Are you using the code recently released by Cluster Physik ( http://milkyway.cs.rpi.edu/milkyway/forum_thread.php?id=886#24282 ) that included a fix for 3 stream runs on ATI GPUs? This is most likely the issue if its the *_3s_* runs crashing and only on GPU.

Thanks,
John Vickers
17) Message boards : Number crunching : ps_sgr_235_3s errors remain (Message 24699)
Posted 9 Jun 2009 by John Vickers
Post:
Monkee,

Do you have Cluster Physik's new ATI application .19f ?

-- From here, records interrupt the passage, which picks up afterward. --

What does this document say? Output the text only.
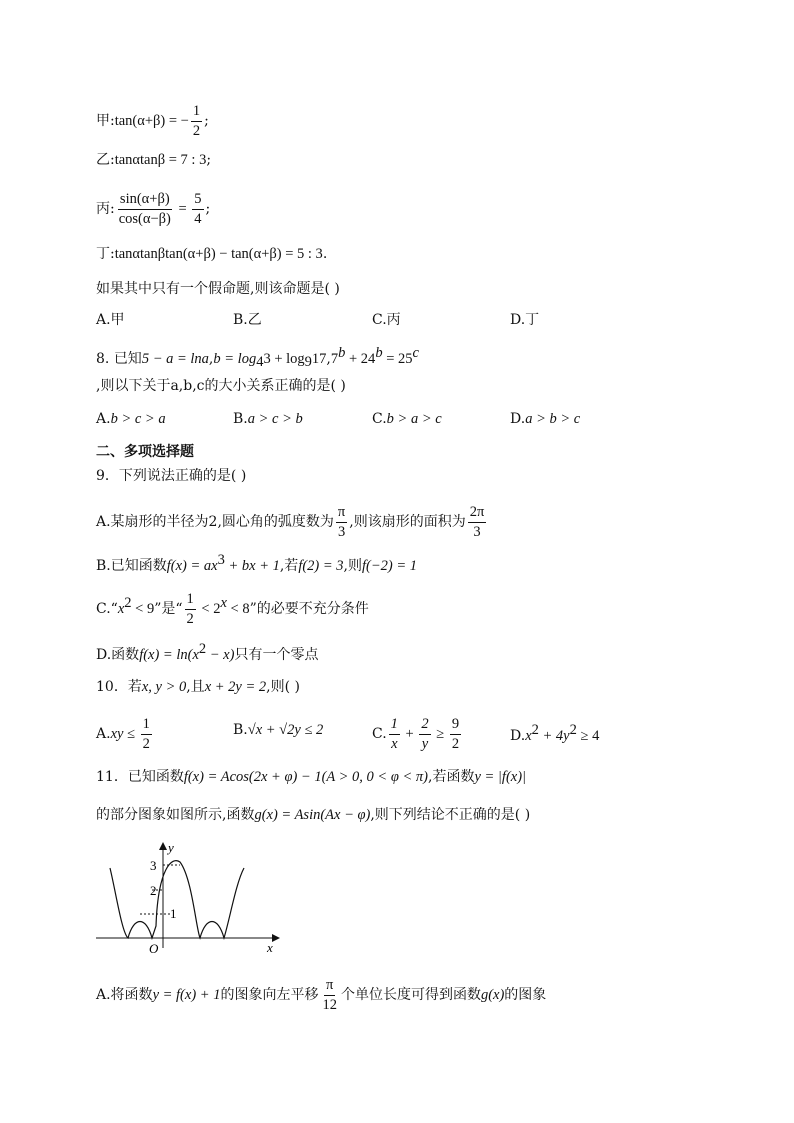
甲:tan(α+β) = − $\frac{1}{2}$ ;
乙:tanαtanβ = 7 : 3;
丙: $\frac{\sin(\alpha+\beta)}{\cos(\alpha-\beta)} = \frac{5}{4}$ ;
丁:tanαtanβtan(α+β) − tan(α+β) = 5 : 3.
如果其中只有一个假命题,则该命题是( )
A.甲	B.乙	C.丙	D.丁
8. 已知$5 - a = \ln a,b = \log_43 + \log_917,7^b + 24^b = 25^c$
,则以下关于a,b,c的大小关系正确的是( )
A.b > c > a	B.a > c > b	C.b > a > c	D.a > b > c
二、多项选择题
9．下列说法正确的是( )
A.某扇形的半径为2,圆心角的弧度数为 $\frac{\pi}{3}$ ,则该扇形的面积为 $\frac{2\pi}{3}$
B.已知函数$f(x) = ax^3$ + bx + 1,若f(2) = 3,则f(−2) = 1
$C.“x^2 < 9$”是“ $\frac{1}{2} < 2^x < 8$”的必要不充分条件
D.函数$f(x) = \ln(x^2 - x)$只有一个零点
10．若x, y > 0,且x + 2y = 2,则( )
$A.xy \le \frac{1}{2}$	B.√x + √2y ≤ 2	C. $\frac{1}{x} + \frac{2}{y} \ge \frac{9}{2}$	$D.x^2 + 4y^2 \ge 4$
11．已知函数f(x) = Acos(2x + φ) − 1(A > 0, 0 < φ < π),若函数y = |f(x)|
的部分图象如图所示,函数g(x) = Asin(Ax − φ),则下列结论不正确的是( )
y
x
O
3
2
1
A.将函数y = f(x) + 1的图象向左平移 $\frac{\pi}{12}$ 个单位长度可得到函数g(x)的图象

http://milkyway.cs.rpi.edu/milkyway/forum_thread.php?id=886#24282
18) Message boards : Number crunching : ps_sgr_235_3s errors remain (Message 24695)
Posted 9 Jun 2009 by John Vickers
Post:
Is it also erroring on ps_sgr_210_3s_5 or ps_sgr_235_3s_5?

Thanks,
John Vickers
19) Message boards : Number crunching : ps_sgr_235_3s errors remain (Message 24670)
Posted 9 Jun 2009 by John Vickers
Post:
Thank you for bringing this to my attention, it's my error (first week on BOINC, please be patient haha). Can you tell me if there is a problem with ps_sgr_235_3s_5?

Cheers,
John Vickers
20) Message boards : MilkyWay@home Science : 2012 (Message 24582)
Posted 8 Jun 2009 by John Vickers
Post:
As an update.

This is a viral marketing scheme for the movie 2012.

Similar to the marketing done by the movie Cloverfield where they claimed that ships were disappearing in Asian waters.

Check out the footer on the IHC website.